Source: AFP, By Hammoud Mounassar, 06/06/2010
SANAA — Yemeni security forces have arrested more than 30 foreign nationals on suspicion of having links with Al-Qaeda, among them three Frenchmen, an American and a Briton, a security official said on Sunday.
"Some of them were arrested on suspicion of belonging to Al-Qaeda while others were arrested according to lists provided to Yemen security forces by US intelligence," the official told AFP, speaking on condition of anonymity.
"Most of those arrested came to Yemen to study Arabic in the same school where Nigerian Omar Farouk had studied," the official said.
He was referring to Omar Farouk Abdulmutallab, who is accused of trying to blow up a US airliner over Detroit on Christmas Day and who had studied in the Sanaa Institute for the Arabic Language, in the Yemeni capital's old city.
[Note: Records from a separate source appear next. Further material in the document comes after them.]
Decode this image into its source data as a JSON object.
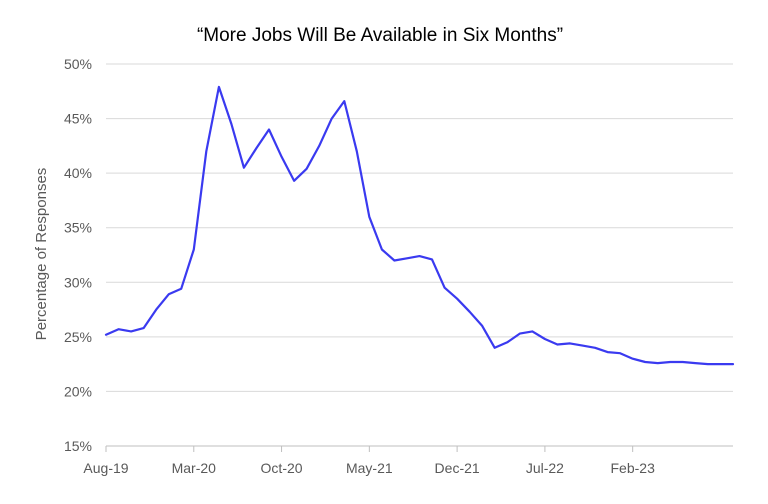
{
  "chart_data": {
    "type": "line",
    "title": "“More Jobs Will Be Available in Six Months”",
    "xlabel": "",
    "ylabel": "Percentage of Responses",
    "ylim": [
      15,
      50
    ],
    "yticks": [
      15,
      20,
      25,
      30,
      35,
      40,
      45,
      50
    ],
    "ytick_labels": [
      "15%",
      "20%",
      "25%",
      "30%",
      "35%",
      "40%",
      "45%",
      "50%"
    ],
    "xlim": [
      "2019-08",
      "2023-10"
    ],
    "xticks": [
      "2019-08",
      "2020-03",
      "2020-10",
      "2021-05",
      "2021-12",
      "2022-07",
      "2023-02"
    ],
    "xtick_labels": [
      "Aug-19",
      "Mar-20",
      "Oct-20",
      "May-21",
      "Dec-21",
      "Jul-22",
      "Feb-23"
    ],
    "grid": true,
    "line_color": "#3a3af0",
    "series": [
      {
        "x": [
          "2019-08",
          "2019-09",
          "2019-10",
          "2019-11",
          "2019-12",
          "2020-01",
          "2020-02",
          "2020-03",
          "2020-04",
          "2020-05",
          "2020-06",
          "2020-07",
          "2020-08",
          "2020-09",
          "2020-10",
          "2020-11",
          "2020-12",
          "2021-01",
          "2021-02",
          "2021-03",
          "2021-04",
          "2021-05",
          "2021-06",
          "2021-07",
          "2021-08",
          "2021-09",
          "2021-10",
          "2021-11",
          "2021-12",
          "2022-01",
          "2022-02",
          "2022-03",
          "2022-04",
          "2022-05",
          "2022-06",
          "2022-07",
          "2022-08",
          "2022-09",
          "2022-10",
          "2022-11",
          "2022-12",
          "2023-01",
          "2023-02",
          "2023-03",
          "2023-04",
          "2023-05",
          "2023-06",
          "2023-07",
          "2023-08",
          "2023-09",
          "2023-10"
        ],
        "values": [
          25.2,
          25.7,
          25.5,
          25.8,
          27.5,
          28.9,
          29.4,
          33.0,
          42.0,
          47.9,
          44.5,
          40.5,
          42.3,
          44.0,
          41.5,
          39.3,
          40.4,
          42.5,
          45.0,
          46.6,
          42.0,
          36.0,
          33.0,
          32.0,
          32.2,
          32.4,
          32.1,
          29.5,
          28.5,
          27.3,
          26.0,
          24.0,
          24.5,
          25.3,
          25.5,
          24.8,
          24.3,
          24.4,
          24.2,
          24.0,
          23.6,
          23.5,
          23.0,
          22.7,
          22.6,
          22.7,
          22.7,
          22.6,
          22.5,
          22.5,
          22.5
        ]
      }
    ]
  }
}
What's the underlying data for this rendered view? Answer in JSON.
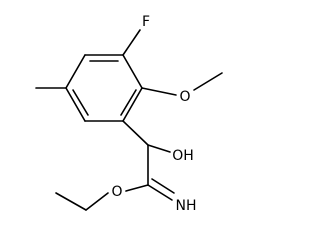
{
  "atoms": {
    "fluoro": "F",
    "methoxy_oxygen": "O",
    "hydroxyl": "OH",
    "ester_oxygen": "O",
    "imine": "NH"
  }
}
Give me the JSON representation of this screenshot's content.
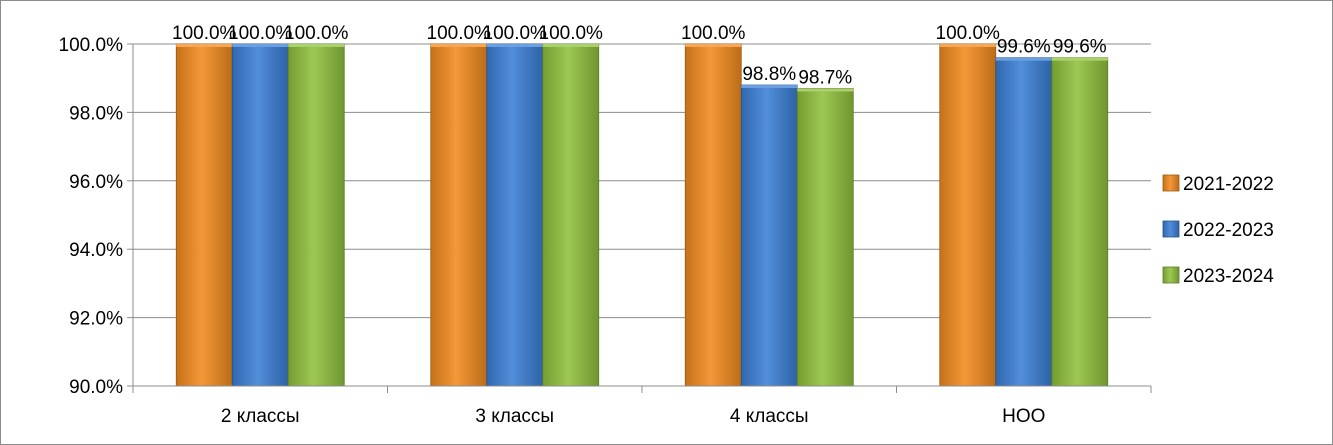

"During the month of May, a number of foreigners were arrested, including one Frenchman, one American, one Briton, two Malaysians (and) five Nigerians," the official said.
"There are a number of foreigners who were arrested prior to May," including two French nationals arrested in April, he added.
The official provided details on one of the French nationals -- Jeremy Johnny Witter -- who has been in custody since May, he said.
Witter, who was born in 1986 and comes from Orsay, near Paris, arrived in Yemen to study Arabic at the Sanaa Institute in November 2009, after having lived in Egypt for seven years, the official said.
Abd al-Rab al-Jaradi, the manager of the Sanaa Institute, told AFP that three of its students have been arrested in the past month, but did not specify their nationalities.
The number of students in the school has decreased sharply of late, Jaradi said.
"Now there are only seven foreigners in the institute... while (it) received dozens of foreigners in the past," he said, adding that it had not received any requests for new registrations.
In a February report, the Washington Times, a newspaper which prides itself on its contacts in the US intelligence community, said that Western agents had launched a massive manhunt for English speakers who trained in Yemen with Abdulmutallab.
Abdulmutallab reportedly told FBI interrogators he met with other English speakers at a training camp in Yemen run by Al-Qaeda in the Arabian Peninsula.
"It's safe to say that Abdulmutallab is not the only bullet in the chamber for Al-Qaeda in the Arabian Peninsula," an unnamed US official told the Times.
Yemen is the ancestral homeland of Al-Qaeda leader Osama bin Laden and has witnessed several attacks claimed by the group on foreign missions, tourist sites and oil installations.
On Saturday, suspected Al-Qaeda members killed a Yemeni colonel and two other soldiers in Marib province, east of the capital Sanaa, tribal and military sources said.
Al-Qaeda has suffered setbacks amid US pressure on the government to crack down. But its presence threatens to turn Yemen into a base for training and plotting attacks, a senior US counter-terrorism official warned last year.